22 Fast Food Bad, Slow Food Also Bad
Fast food is often criticized but slow food cannot scale to meet the requirements of a population approaching 10 billion. Fast food is a machine whose moving parts are visible. The golden arches of McDonald’s are believed to be among the most recognized symbols on the planet. The company’s industrial design strategies – everything in a fast food kitchen is on the clock – and end products are now-familiar skeuomorphs that mask the legal agreements, intellectual property, and management protocols that in fact define the business.

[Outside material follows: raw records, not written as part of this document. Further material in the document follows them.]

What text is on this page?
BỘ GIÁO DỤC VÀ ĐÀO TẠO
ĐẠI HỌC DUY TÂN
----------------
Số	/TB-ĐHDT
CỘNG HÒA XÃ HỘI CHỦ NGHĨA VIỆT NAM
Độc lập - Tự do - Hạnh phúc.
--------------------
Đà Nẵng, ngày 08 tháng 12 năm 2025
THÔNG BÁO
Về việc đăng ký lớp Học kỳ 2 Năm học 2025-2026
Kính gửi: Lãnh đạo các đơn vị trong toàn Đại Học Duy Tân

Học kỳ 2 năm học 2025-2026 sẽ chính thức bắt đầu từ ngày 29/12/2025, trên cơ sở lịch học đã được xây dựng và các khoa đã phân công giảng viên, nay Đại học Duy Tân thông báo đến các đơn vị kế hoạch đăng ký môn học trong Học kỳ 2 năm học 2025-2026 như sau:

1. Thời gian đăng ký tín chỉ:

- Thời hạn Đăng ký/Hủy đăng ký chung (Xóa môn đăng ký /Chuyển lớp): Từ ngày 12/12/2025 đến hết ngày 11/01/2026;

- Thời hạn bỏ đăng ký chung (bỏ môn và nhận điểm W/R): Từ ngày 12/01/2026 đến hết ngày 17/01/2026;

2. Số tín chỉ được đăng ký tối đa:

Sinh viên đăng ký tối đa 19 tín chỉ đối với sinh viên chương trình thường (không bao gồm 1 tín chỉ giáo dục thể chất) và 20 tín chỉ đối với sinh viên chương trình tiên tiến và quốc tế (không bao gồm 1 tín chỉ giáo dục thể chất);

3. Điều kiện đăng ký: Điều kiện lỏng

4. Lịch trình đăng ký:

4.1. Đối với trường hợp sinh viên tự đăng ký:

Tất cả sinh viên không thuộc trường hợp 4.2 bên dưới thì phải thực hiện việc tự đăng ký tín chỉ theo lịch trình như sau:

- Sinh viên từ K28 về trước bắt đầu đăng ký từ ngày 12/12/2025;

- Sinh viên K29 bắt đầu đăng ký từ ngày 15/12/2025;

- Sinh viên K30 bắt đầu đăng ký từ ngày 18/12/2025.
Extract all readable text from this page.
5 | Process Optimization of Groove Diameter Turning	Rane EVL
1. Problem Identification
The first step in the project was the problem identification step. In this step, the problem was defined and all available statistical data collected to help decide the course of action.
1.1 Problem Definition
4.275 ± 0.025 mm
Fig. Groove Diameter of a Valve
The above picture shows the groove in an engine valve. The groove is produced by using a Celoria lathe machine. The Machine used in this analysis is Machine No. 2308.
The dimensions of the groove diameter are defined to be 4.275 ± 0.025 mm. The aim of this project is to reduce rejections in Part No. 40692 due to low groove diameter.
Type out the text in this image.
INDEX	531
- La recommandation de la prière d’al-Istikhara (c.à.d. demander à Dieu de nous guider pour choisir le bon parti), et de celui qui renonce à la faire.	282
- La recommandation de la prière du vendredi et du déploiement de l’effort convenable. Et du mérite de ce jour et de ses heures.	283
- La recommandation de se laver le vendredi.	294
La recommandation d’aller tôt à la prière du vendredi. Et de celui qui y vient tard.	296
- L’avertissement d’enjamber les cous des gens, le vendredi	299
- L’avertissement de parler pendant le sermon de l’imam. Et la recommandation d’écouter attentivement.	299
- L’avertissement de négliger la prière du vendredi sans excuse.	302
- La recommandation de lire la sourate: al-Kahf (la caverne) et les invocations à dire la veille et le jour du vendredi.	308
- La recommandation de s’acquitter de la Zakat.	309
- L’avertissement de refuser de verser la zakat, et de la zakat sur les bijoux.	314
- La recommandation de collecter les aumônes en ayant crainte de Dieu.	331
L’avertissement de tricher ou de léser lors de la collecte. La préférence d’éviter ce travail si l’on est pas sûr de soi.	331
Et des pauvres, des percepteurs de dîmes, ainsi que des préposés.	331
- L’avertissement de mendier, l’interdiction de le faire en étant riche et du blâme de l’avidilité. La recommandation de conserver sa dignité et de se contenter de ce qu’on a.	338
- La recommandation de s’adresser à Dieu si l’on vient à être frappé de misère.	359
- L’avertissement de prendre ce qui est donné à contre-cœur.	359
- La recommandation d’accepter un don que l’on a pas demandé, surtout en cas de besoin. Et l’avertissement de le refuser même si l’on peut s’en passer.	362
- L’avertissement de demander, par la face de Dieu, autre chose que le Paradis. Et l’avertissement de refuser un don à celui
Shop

The opposite of fast food isn’t slow food – it’s better fast food. It’s clear that if we’re serious about halting atmospheric warming we need big oil’s infrastructure to drawn down and store carbon, perhaps the same is true of food? A franchise that constitutes and packages algae or tofu in a vibrant spectrum of dishes and on-the-go forms could be the first ecological fast food restaurant. The production of patties, nuggets, and sauces is obscure by design. When Donald Trump presented Clemson University’s football team with burgers and “many, many french fries” served on golden platters during the federal shutdown in early 2019, he did so entirely without irony. Consider then the scenes that Barack Obama and Joe Biden were a part of when they chose to have burgers for lunch. The pair dined in small-scale, local establishments, carefully constructed from the condiments to the other diners somehow unaware the president was in the next booth over. Trump’s lack of awareness revealed Obama’s conceit.
The same dialectic applies to slow food – where food is no longer evaluated for what it is or does but rather what it represents. In many respects, the slow food movement thinks food matters more than it does, emphasizing regional, communal practices by obscuring the relational and actual dynamics by which they emerge. Slow food instrumentalizes sentimentality to draw food cultures into the global economy, “saving” traditions soon to be “lost” to globalization by reproducing them as artefacts. The choices over which dishes are to be saved are made by the usual cast of Euro-American elites. Consider Oscar Farinetti, owner of the Eataly franchise and founder of a food-oriented theme park in Bologna who has made millions exporting the dream of Italian sun-kissed culinary richness. Meanwhile Italy’s real food politics are concerned with other matters. Ask any Italian, the food system is poisonous and mozzarella di bufala is literally garbage.